Pet scams include nonexistent animals for sale by private “sellers” or bogus pet adoption websites that offer pets for sale at crazy-low prices. 

In both circumstances, eager buyers will be lured into dropping loads of money on extra costs, like shipping and insurance, while being promised an adorable new pet at a bargain price. All fees will be collected via wire transfer or prepaid debit card, and will need to be paid before the “pet” is shipped. 

Of course, there is no pet and the entire process is a scam. The scammer may continue finding excuses to collect money from the victim until the victim realizes they’ve been scammed. At this point, the victim is out thousands of dollars with no way to get their money back. 
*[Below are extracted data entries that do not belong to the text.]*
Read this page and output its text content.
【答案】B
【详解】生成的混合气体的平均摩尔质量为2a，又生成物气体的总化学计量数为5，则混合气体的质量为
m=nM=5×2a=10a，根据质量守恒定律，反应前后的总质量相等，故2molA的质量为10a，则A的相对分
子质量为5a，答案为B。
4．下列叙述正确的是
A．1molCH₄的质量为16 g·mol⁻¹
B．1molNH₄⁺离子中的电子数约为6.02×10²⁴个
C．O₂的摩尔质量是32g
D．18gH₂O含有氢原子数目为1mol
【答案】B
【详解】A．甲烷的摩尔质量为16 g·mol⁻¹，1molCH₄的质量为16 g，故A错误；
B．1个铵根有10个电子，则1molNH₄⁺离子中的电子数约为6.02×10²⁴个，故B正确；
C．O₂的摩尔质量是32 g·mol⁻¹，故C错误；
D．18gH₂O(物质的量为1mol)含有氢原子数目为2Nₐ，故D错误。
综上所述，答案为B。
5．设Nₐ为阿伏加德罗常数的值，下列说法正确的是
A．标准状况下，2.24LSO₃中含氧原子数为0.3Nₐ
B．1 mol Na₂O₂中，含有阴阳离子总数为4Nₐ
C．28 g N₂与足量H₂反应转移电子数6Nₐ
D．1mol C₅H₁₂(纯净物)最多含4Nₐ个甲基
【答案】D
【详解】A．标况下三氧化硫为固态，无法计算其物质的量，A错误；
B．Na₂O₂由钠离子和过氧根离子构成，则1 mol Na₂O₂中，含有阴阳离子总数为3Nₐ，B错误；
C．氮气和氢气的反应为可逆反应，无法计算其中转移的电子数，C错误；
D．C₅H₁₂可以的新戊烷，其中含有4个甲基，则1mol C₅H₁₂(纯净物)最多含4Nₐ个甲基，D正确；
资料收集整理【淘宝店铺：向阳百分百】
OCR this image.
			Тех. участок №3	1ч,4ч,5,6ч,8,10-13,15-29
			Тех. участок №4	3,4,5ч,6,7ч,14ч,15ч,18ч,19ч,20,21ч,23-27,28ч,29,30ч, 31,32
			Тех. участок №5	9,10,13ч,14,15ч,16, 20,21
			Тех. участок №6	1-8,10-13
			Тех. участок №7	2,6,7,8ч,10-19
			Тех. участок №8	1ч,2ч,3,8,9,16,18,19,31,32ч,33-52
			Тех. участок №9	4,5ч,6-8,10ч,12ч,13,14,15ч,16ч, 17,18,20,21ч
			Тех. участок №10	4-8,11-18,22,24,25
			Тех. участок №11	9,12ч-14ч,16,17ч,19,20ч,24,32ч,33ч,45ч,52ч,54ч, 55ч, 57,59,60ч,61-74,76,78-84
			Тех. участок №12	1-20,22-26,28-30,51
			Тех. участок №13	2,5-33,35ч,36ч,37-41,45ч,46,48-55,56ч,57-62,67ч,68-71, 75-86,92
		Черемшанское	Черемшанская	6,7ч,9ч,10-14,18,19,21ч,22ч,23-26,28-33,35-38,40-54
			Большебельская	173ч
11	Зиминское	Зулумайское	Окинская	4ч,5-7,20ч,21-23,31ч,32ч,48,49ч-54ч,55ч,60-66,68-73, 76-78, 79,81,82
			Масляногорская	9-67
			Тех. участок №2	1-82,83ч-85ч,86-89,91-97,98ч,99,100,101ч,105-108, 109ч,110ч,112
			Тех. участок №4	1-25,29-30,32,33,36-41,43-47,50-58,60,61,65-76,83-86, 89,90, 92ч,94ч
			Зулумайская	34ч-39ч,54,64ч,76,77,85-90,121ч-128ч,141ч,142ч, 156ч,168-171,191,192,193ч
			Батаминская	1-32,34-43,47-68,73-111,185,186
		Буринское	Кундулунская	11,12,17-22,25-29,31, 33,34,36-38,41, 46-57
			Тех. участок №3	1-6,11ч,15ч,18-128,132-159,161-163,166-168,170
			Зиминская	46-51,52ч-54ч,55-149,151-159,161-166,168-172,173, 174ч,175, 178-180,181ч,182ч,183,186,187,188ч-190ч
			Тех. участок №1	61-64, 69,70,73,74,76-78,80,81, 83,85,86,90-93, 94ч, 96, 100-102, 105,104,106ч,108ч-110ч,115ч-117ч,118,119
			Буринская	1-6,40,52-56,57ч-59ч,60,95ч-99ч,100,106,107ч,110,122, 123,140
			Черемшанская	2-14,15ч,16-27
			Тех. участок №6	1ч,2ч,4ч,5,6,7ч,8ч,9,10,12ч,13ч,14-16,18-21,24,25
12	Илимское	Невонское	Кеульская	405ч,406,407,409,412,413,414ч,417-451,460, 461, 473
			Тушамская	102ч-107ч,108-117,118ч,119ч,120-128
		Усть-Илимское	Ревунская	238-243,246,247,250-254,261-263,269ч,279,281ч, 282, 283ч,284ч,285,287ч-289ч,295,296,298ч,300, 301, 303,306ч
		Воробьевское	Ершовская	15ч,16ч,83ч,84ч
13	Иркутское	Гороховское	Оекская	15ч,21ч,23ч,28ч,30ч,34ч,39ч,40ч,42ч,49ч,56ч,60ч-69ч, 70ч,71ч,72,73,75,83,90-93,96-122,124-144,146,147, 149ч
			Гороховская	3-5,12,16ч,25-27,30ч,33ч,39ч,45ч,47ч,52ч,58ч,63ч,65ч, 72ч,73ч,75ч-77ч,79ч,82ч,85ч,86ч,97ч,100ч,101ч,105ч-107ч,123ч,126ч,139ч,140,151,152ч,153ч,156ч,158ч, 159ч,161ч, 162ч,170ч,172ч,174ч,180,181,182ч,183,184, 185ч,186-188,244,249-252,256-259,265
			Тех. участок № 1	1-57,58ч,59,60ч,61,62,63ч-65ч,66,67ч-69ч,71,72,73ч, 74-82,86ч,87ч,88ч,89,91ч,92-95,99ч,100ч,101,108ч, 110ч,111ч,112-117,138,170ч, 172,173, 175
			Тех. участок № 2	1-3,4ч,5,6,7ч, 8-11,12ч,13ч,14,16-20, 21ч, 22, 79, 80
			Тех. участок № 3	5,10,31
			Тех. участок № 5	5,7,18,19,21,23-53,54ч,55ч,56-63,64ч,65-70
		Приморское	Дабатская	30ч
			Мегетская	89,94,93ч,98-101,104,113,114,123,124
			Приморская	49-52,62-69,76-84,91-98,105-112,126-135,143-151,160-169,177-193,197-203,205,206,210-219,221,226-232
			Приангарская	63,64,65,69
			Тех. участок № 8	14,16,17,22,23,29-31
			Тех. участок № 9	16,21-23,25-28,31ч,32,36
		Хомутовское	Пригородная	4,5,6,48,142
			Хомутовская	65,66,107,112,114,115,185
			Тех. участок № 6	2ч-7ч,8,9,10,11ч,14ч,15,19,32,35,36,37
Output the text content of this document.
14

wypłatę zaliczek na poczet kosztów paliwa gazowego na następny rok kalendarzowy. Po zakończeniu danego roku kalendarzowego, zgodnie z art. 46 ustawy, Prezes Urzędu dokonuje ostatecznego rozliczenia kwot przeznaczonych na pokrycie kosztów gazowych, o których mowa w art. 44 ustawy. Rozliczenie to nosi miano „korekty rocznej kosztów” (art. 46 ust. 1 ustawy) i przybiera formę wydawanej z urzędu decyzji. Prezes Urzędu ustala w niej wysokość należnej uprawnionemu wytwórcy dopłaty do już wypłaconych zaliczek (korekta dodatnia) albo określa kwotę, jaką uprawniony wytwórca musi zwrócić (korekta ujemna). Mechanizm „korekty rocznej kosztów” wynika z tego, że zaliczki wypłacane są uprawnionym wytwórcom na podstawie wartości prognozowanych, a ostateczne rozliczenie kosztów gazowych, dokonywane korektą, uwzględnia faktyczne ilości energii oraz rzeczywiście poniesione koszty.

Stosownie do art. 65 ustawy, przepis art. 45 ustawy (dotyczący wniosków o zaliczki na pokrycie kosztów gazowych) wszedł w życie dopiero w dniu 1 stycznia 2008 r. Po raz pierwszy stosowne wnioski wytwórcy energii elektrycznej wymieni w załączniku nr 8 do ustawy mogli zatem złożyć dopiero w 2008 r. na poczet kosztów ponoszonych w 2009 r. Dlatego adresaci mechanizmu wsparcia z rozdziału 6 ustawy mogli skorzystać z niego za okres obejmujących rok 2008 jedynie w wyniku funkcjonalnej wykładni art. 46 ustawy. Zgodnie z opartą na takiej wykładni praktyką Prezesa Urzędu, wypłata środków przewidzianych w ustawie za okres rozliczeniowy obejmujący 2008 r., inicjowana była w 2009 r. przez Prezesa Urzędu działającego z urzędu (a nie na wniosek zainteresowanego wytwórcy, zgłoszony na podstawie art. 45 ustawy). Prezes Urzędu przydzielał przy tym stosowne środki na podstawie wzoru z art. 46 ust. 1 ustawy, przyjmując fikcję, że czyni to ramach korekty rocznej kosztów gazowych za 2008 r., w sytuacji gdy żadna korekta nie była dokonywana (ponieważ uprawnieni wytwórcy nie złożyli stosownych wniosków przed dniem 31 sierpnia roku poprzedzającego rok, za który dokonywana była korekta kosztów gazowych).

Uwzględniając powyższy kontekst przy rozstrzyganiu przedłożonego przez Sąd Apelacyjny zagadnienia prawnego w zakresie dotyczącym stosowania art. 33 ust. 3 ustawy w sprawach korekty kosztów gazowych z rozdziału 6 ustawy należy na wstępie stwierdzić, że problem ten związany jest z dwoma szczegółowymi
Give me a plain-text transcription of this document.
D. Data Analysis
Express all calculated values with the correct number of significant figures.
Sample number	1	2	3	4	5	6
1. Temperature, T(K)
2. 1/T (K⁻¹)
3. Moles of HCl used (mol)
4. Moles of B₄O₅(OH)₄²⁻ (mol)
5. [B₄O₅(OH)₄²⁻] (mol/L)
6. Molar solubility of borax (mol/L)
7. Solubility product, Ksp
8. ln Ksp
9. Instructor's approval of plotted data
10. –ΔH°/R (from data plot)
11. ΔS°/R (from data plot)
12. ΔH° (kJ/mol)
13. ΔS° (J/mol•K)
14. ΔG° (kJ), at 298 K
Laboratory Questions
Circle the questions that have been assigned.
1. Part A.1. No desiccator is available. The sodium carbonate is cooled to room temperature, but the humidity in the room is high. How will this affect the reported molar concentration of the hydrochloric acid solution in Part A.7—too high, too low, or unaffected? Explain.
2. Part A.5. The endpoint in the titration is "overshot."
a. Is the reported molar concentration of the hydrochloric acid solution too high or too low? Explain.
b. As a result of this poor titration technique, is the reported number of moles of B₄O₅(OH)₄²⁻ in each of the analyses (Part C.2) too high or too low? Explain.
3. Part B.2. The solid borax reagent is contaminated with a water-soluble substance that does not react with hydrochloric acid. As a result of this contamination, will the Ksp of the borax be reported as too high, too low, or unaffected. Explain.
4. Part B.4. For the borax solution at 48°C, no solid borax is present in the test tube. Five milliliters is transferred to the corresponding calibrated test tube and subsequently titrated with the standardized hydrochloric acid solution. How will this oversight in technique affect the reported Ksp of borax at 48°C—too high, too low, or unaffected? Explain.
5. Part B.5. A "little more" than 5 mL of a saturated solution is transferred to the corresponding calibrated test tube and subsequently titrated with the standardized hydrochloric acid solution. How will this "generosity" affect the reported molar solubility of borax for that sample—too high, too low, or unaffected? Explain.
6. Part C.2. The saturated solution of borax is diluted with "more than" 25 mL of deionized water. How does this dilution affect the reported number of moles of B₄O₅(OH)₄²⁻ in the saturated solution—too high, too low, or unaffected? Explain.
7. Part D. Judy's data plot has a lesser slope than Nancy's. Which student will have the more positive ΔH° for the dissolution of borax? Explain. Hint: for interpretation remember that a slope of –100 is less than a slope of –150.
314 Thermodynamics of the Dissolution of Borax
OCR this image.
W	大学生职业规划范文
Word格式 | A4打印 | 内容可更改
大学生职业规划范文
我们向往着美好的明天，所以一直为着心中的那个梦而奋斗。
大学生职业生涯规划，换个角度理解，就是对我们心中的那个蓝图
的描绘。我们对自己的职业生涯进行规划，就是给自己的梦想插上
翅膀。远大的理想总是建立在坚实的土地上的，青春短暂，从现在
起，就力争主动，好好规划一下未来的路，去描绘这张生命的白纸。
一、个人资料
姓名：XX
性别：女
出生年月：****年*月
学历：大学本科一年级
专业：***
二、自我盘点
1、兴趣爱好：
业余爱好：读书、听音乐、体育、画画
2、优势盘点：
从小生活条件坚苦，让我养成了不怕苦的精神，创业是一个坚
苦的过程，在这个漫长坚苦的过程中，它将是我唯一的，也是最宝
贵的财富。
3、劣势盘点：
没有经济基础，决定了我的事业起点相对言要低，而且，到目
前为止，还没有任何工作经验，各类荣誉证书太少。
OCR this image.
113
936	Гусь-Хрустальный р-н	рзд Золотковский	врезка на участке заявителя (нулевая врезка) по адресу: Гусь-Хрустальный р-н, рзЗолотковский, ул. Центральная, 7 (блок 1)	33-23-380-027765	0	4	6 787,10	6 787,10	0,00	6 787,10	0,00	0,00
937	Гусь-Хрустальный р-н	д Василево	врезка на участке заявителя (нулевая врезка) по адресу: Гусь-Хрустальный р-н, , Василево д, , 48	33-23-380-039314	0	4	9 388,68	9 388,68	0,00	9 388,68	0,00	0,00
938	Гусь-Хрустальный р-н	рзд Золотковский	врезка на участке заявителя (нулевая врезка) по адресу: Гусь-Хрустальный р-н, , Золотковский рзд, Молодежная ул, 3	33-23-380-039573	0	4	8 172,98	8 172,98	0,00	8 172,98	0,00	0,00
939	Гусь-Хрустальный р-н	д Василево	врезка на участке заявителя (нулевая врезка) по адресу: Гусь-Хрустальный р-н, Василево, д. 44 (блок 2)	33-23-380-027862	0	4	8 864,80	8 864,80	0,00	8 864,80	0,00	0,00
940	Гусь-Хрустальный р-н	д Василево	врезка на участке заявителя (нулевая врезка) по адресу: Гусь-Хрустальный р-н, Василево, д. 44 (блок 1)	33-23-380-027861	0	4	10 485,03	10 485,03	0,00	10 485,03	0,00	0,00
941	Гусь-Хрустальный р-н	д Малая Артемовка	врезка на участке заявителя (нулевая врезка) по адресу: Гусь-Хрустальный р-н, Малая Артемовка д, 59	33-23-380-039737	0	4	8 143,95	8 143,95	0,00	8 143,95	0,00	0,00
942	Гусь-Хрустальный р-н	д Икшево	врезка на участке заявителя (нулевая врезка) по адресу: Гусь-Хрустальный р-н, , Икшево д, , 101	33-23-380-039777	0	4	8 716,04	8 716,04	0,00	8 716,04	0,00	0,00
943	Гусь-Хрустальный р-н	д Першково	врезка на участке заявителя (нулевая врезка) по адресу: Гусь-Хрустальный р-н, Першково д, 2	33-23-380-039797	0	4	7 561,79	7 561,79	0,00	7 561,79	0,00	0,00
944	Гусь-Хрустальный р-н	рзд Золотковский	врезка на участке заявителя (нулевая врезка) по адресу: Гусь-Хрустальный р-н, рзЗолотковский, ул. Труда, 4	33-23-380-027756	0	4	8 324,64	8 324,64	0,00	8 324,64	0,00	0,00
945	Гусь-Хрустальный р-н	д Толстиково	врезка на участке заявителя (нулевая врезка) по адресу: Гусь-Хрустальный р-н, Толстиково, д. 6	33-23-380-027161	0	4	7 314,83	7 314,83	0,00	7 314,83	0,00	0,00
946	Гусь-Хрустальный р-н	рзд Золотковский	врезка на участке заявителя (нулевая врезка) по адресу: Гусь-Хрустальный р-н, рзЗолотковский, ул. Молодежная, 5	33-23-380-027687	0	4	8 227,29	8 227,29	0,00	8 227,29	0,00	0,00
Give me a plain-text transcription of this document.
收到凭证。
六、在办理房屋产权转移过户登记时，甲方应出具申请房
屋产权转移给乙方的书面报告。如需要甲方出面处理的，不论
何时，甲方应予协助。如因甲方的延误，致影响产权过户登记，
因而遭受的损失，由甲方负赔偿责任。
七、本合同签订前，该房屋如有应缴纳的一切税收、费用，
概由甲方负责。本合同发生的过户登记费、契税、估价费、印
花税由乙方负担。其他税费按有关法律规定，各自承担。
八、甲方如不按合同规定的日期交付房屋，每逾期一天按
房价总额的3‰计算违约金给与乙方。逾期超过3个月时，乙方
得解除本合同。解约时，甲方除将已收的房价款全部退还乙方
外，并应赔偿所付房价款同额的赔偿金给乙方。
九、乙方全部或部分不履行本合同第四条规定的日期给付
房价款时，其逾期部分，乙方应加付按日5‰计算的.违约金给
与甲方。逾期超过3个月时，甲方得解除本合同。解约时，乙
Protect yourself from pet scams with these ground rules: 

  • Don’t agree to wire money for a pet purchase or to pay via prepaid debit card. Instead, ask if you can pay with a credit card.
  • Don’t send money for a pet purchase before you actually see the animal in reality.
  • It’s best to work with a local pet seller so you can exchange the money and the animal in person.
  • Consider adopting a pet from a local shelter instead of buying one from a private seller.  You’ll be dealing with a reputable organization instead of working with an anonymous seller.
  • Dig up any information you can about the seller before agreeing to the purchase. Do a quick online search to see what the internet is saying about them. If possible, ask for names and numbers of past buyers you can use as references.
  • Be extra wary of offers of “free” pets. They may be a trap to lure you into paying steep “shipping” fees for an animal that doesn’t exist.